Ja, hören Sie sehr genau zu!

… sondern es geht darum, dass wir Überleben im Job möglich machen, dass wir es ermöglichen, den eigenen Verpflichtungen nachzukommen, also die Miete zu bezahlen, den Kredit zu bedienen,

(Marc Herter [SPD]: Aha!)

das Haus abzubezahlen. Aus dem Grund haben wir uns auf Bundesebene auf eine Staffelung geeinigt.

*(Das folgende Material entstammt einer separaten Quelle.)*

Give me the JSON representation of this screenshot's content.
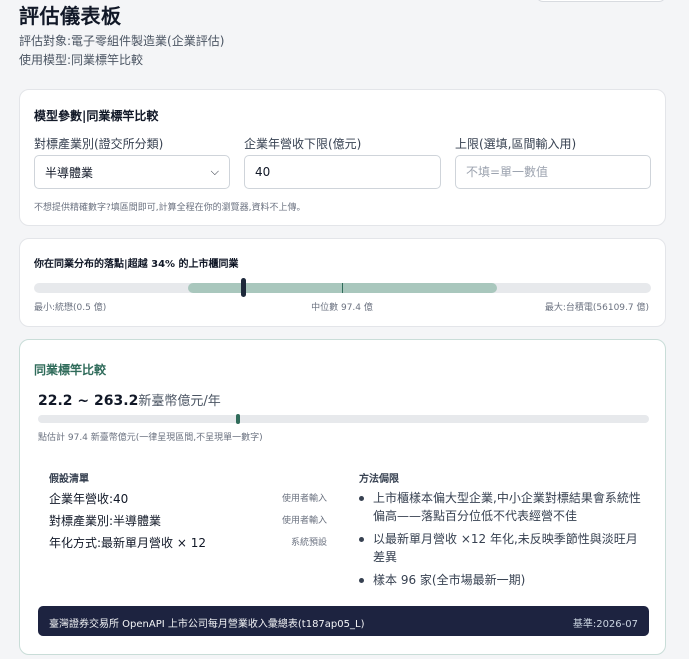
{
  "page": {
    "title": "評估儀表板",
    "target": "評估對象:電子零組件製造業(企業評估)",
    "model": "使用模型:同業標竿比較"
  },
  "params": {
    "title": "模型參數|同業標竿比較",
    "industry_label": "對標產業別(證交所分類)",
    "industry_value": "半導體業",
    "lower_label": "企業年營收下限(億元)",
    "lower_value": "40",
    "upper_label": "上限(選填,區間輸入用)",
    "upper_placeholder": "不填=單一數值",
    "note": "不想提供精確數字?填區間即可,計算全程在你的瀏覽器,資料不上傳。"
  },
  "distribution": {
    "title": "你在同業分布的落點|超越 34% 的上市櫃同業",
    "min_label": "最小:統懋(0.5 億)",
    "median_label": "中位數 97.4 億",
    "max_label": "最大:台積電(56109.7 億)",
    "percentile": 34
  },
  "benchmark": {
    "title": "同業標竿比較",
    "range": "22.2 ~ 263.2",
    "unit": "新臺幣億元/年",
    "note": "點估計 97.4 新臺幣億元(一律呈現區間,不呈現單一數字)",
    "assumptions_title": "假設清單",
    "assumptions": [
      {
        "label": "企業年營收:40",
        "source": "使用者輸入"
      },
      {
        "label": "對標產業別:半導體業",
        "source": "使用者輸入"
      },
      {
        "label": "年化方式:最新單月營收 × 12",
        "source": "系統預設"
      }
    ],
    "limits_title": "方法侷限",
    "limits": [
      "上市櫃樣本偏大型企業,中小企業對標結果會系統性偏高——落點百分位低不代表經營不佳",
      "以最新單月營收 ×12 年化,未反映季節性與淡旺月差異",
      "樣本 96 家(全市場最新一期)"
    ],
    "source": "臺灣證券交易所 OpenAPI 上市公司每月營業收入彙總表(t187ap05_L)",
    "date": "基準:2026-07"
  },
  "colors": {
    "accent": "#2f6b5a",
    "range_fill": "#a9c7bd",
    "footer_bg": "#1d2340"
  }
}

Nach drei Monaten erhöhen wir, und nach sieben Monaten erhöhen wir, um eine Kompensation zu bewirken.

(Marc Herter [SPD]: Nach sieben Monaten darf man dann reich werden? Ja, ja!)

Jetzt muss man sehen, dass in Nordrhein-Westfalen rund 156.000 Anträge auf Kurzarbeitergeld von Unternehmen gestellt worden sind. Da ist noch nicht hinterlegt, wie viele Menschen davon betroffen sind. Ich habe mich gestern extra noch mal bei der Regionaldirektion rückversichert. Man kann gar nicht sagen, wie viele Leute das nachher in Anspruch nehmen.

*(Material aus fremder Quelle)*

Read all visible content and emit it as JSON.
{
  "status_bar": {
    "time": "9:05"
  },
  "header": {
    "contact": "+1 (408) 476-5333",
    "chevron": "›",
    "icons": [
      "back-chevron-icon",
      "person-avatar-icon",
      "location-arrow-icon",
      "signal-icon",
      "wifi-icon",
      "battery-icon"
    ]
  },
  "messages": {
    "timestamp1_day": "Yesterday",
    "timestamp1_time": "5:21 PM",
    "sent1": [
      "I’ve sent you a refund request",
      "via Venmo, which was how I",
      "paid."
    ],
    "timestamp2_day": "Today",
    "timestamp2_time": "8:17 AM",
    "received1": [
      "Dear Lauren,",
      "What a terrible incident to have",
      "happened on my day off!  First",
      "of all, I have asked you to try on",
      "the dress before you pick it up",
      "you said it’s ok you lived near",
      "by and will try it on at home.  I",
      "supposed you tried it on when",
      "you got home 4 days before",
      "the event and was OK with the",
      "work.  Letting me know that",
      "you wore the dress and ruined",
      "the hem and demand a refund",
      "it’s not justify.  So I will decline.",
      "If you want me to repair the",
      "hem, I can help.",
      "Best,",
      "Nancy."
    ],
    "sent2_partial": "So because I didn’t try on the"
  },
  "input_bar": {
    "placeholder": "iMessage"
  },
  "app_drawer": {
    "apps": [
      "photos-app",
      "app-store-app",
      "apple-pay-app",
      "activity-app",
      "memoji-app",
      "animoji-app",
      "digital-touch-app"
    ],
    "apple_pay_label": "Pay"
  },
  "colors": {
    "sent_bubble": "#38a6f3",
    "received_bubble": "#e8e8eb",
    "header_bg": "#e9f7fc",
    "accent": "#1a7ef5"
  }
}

Die Unternehmen müssen, wenn sie Kurzarbeitergeld angezeigt haben, nicht darauf zurückgreifen. Es war auch Wunsch und Interesse der Politik, zu sagen: Wir möchten euch sehr kurzfristig eine Möglichkeit zur Verfügung stellen, damit ihr Kurzarbeitergeld beantragen könnt. – Aber wir wissen heute noch nicht, wie viel zukünftig abfließen wird. Ich hoffe sehr, dass es möglichst wenig ist und dass möglichst viele Arbeitnehmerinnen und Arbeitnehmer in ihrem Job zu halten sind.

Zu einem Punkt, den Sie in Ihren Antrag aufgenommen haben, haben Sie eben gar nicht gesprochen. Ich möchte ihn trotzdem gern erwähnen. Es geht um die Tarifbindung und den Kontakt zu den Gewerk

schaften. Ich möchte darauf hinweisen, dass sich unser Ministerpräsident Ende letzter Woche mit den Gewerkschaften – ich glaube, es war sogar in dieser Woche; ich weiß es nicht genau – zusammengesetzt

(Rainer Schmeltzer [SPD]: Zwischen zwei Talkrunden!)

und noch mal klargemacht hat, wie wichtig die Tarifbindung ist. Sie werden weder von der CDUFraktion hier im Landtag Nordrhein-Westfalen noch vom Arbeitsminister hören, dass wir gegen Tarifbindung sind, sondern wir halten die Sozialpartner immer hoch.